Jacob threw up his hands recognizing in her expression that he hadn't a chance of winning the argument. The same rueful resignation played across Jack's face then his eyes brightened with an idea. "What about Thor?" he suggested.

"No," Daniel said. "We can't risk it, Jack. The System Lords are just looking for a chance to break the Protected Planets Treaty."

"He's right," Sam whispered to her husband taking his hand in hers.

Jack sighed as he took Sam's arm turning her to face him. "Be careful," he admonished before kissing her lightly on the forehead. His expression hardened as he turned to Clark. He didn't say anything to the other man, but his eyes conveyed a message all the same.

Clark nodded his acceptance of the unvoiced edict. He turned and lead the way out of the building as a human shield in front of his captor. "What's a Goa'uld?" he asked with all his instincts screaming at him to get as much information as he could.

"It would take too long to explain everything, and you probably wouldn't believe me anyway," she told him.

"Give me the Cliff Notes version," John demanded. "I don't like going into things blind."

"You noticed how the President addressed my father?" she asked.

"General Carter and Selmak of the Tok'ra," John murmured.

"Four years ago my father was dying of cancer," Sam told him as she followed him towards where the President and several others stood waiting for the occupants of the SUV. "Selmak is an alien being that lives inside him. Selmak cured his cancer, and in exchange they share my father's body."

"And Selmak is a Goa'uld?" John guessed. He was willing to take the 'alien' part on faith considering the level of technology they'd shown already and the strange sound of General Carter's voice when he'd spoken to Tony Brentano.

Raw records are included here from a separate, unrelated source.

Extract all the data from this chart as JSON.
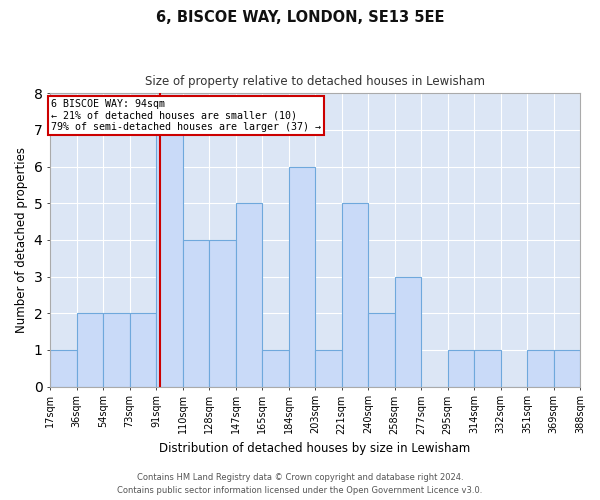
{
  "title1": "6, BISCOE WAY, LONDON, SE13 5EE",
  "title2": "Size of property relative to detached houses in Lewisham",
  "xlabel": "Distribution of detached houses by size in Lewisham",
  "ylabel": "Number of detached properties",
  "annotation_line1": "6 BISCOE WAY: 94sqm",
  "annotation_line2": "← 21% of detached houses are smaller (10)",
  "annotation_line3": "79% of semi-detached houses are larger (37) →",
  "property_value_sqm": 94,
  "bin_edges": [
    17,
    36,
    54,
    73,
    91,
    110,
    128,
    147,
    165,
    184,
    203,
    221,
    240,
    258,
    277,
    295,
    314,
    332,
    351,
    369,
    388
  ],
  "bar_heights": [
    1,
    2,
    2,
    2,
    7,
    4,
    4,
    5,
    1,
    6,
    1,
    5,
    2,
    3,
    0,
    1,
    1,
    0,
    1,
    1
  ],
  "bar_color": "#c9daf8",
  "bar_edge_color": "#6fa8dc",
  "ref_line_color": "#cc0000",
  "ref_line_x": 94,
  "annotation_box_color": "#cc0000",
  "background_color": "#ffffff",
  "plot_bg_color": "#dce6f5",
  "grid_color": "#ffffff",
  "ylim": [
    0,
    8
  ],
  "yticks": [
    0,
    1,
    2,
    3,
    4,
    5,
    6,
    7,
    8
  ],
  "tick_labels": [
    "17sqm",
    "36sqm",
    "54sqm",
    "73sqm",
    "91sqm",
    "110sqm",
    "128sqm",
    "147sqm",
    "165sqm",
    "184sqm",
    "203sqm",
    "221sqm",
    "240sqm",
    "258sqm",
    "277sqm",
    "295sqm",
    "314sqm",
    "332sqm",
    "351sqm",
    "369sqm",
    "388sqm"
  ],
  "footer1": "Contains HM Land Registry data © Crown copyright and database right 2024.",
  "footer2": "Contains public sector information licensed under the Open Government Licence v3.0."
}
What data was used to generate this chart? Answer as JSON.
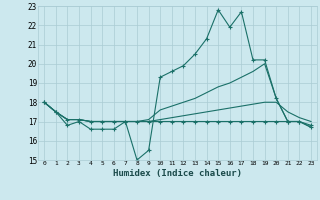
{
  "xlabel": "Humidex (Indice chaleur)",
  "xlim": [
    -0.5,
    23.5
  ],
  "ylim": [
    15,
    23
  ],
  "yticks": [
    15,
    16,
    17,
    18,
    19,
    20,
    21,
    22,
    23
  ],
  "xticks": [
    0,
    1,
    2,
    3,
    4,
    5,
    6,
    7,
    8,
    9,
    10,
    11,
    12,
    13,
    14,
    15,
    16,
    17,
    18,
    19,
    20,
    21,
    22,
    23
  ],
  "bg_color": "#cce8ee",
  "grid_color": "#aaccd4",
  "line_color": "#1a7068",
  "line1_x": [
    0,
    1,
    2,
    3,
    4,
    5,
    6,
    7,
    8,
    9,
    10,
    11,
    12,
    13,
    14,
    15,
    16,
    17,
    18,
    19,
    20,
    21,
    22,
    23
  ],
  "line1_y": [
    18.0,
    17.5,
    16.8,
    17.0,
    16.6,
    16.6,
    16.6,
    17.0,
    15.0,
    15.5,
    19.3,
    19.6,
    19.9,
    20.5,
    21.3,
    22.8,
    21.9,
    22.7,
    20.2,
    20.2,
    18.2,
    17.0,
    17.0,
    16.7
  ],
  "line2_x": [
    0,
    1,
    2,
    3,
    4,
    5,
    6,
    7,
    8,
    9,
    10,
    11,
    12,
    13,
    14,
    15,
    16,
    17,
    18,
    19,
    20,
    21,
    22,
    23
  ],
  "line2_y": [
    18.0,
    17.5,
    17.1,
    17.1,
    17.0,
    17.0,
    17.0,
    17.0,
    17.0,
    17.1,
    17.6,
    17.8,
    18.0,
    18.2,
    18.5,
    18.8,
    19.0,
    19.3,
    19.6,
    20.0,
    18.2,
    17.0,
    17.0,
    16.7
  ],
  "line3_x": [
    0,
    1,
    2,
    3,
    4,
    5,
    6,
    7,
    8,
    9,
    10,
    11,
    12,
    13,
    14,
    15,
    16,
    17,
    18,
    19,
    20,
    21,
    22,
    23
  ],
  "line3_y": [
    18.0,
    17.5,
    17.1,
    17.1,
    17.0,
    17.0,
    17.0,
    17.0,
    17.0,
    17.0,
    17.1,
    17.2,
    17.3,
    17.4,
    17.5,
    17.6,
    17.7,
    17.8,
    17.9,
    18.0,
    18.0,
    17.5,
    17.2,
    17.0
  ],
  "line4_x": [
    0,
    1,
    2,
    3,
    4,
    5,
    6,
    7,
    8,
    9,
    10,
    11,
    12,
    13,
    14,
    15,
    16,
    17,
    18,
    19,
    20,
    21,
    22,
    23
  ],
  "line4_y": [
    18.0,
    17.5,
    17.1,
    17.1,
    17.0,
    17.0,
    17.0,
    17.0,
    17.0,
    17.0,
    17.0,
    17.0,
    17.0,
    17.0,
    17.0,
    17.0,
    17.0,
    17.0,
    17.0,
    17.0,
    17.0,
    17.0,
    17.0,
    16.8
  ]
}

"A Tok'ra," Sam corrected. "Same species. Different faction. The Tok'ra are symbiotes. They share the body with the host. The Goa'uld are parasites. They subhume the host totally. The Tok'ra have been in rebellion against the Goa'uld for several thousand years. The Goa'uld have enslaved humanity across the galaxy including here on Earth until a rebellion in ancient Egypt forced them to withdraw from the planet."

"How will I be able to tell it's a Goa'uld?" Clark demanded.

"You won't," she told him. "I was taken as a host a few years ago. It died inside me a few days later, but since then I've been able to sense when a Goa'uld or Tok'ra are nearby." Even though Clark couldn't see her face, he could feel the underlying horror in her voice.

Clark was still mulling over her explanation when she grabbed the back of his shirt tugging him to a halt. "What?" he asked.

"It's a Goa'uld," she whispered.

He looked at the two men who had exited the vehicle. They were perhaps fifty yards away. The driver was dressed as an Air Force colonel. The passenger was an older man in his sixties or early seventies. "Which one?" Clark asked.

"The older man," Sam told him. He sensed her kneel down behind him then felt the tug of the knife on the ties that bound his hands at his back. "Dr. Alexandro Rivera. We have another problem though. The other man is Colonel Nick Rivers. He's spent the last three weeks prosecuting Jack and I for fraternization. He's going to recognize me."

"Is it just me or is there a family resemblance?" Clark suggested sotto voiced as he rubbed the raw skin at his wrists.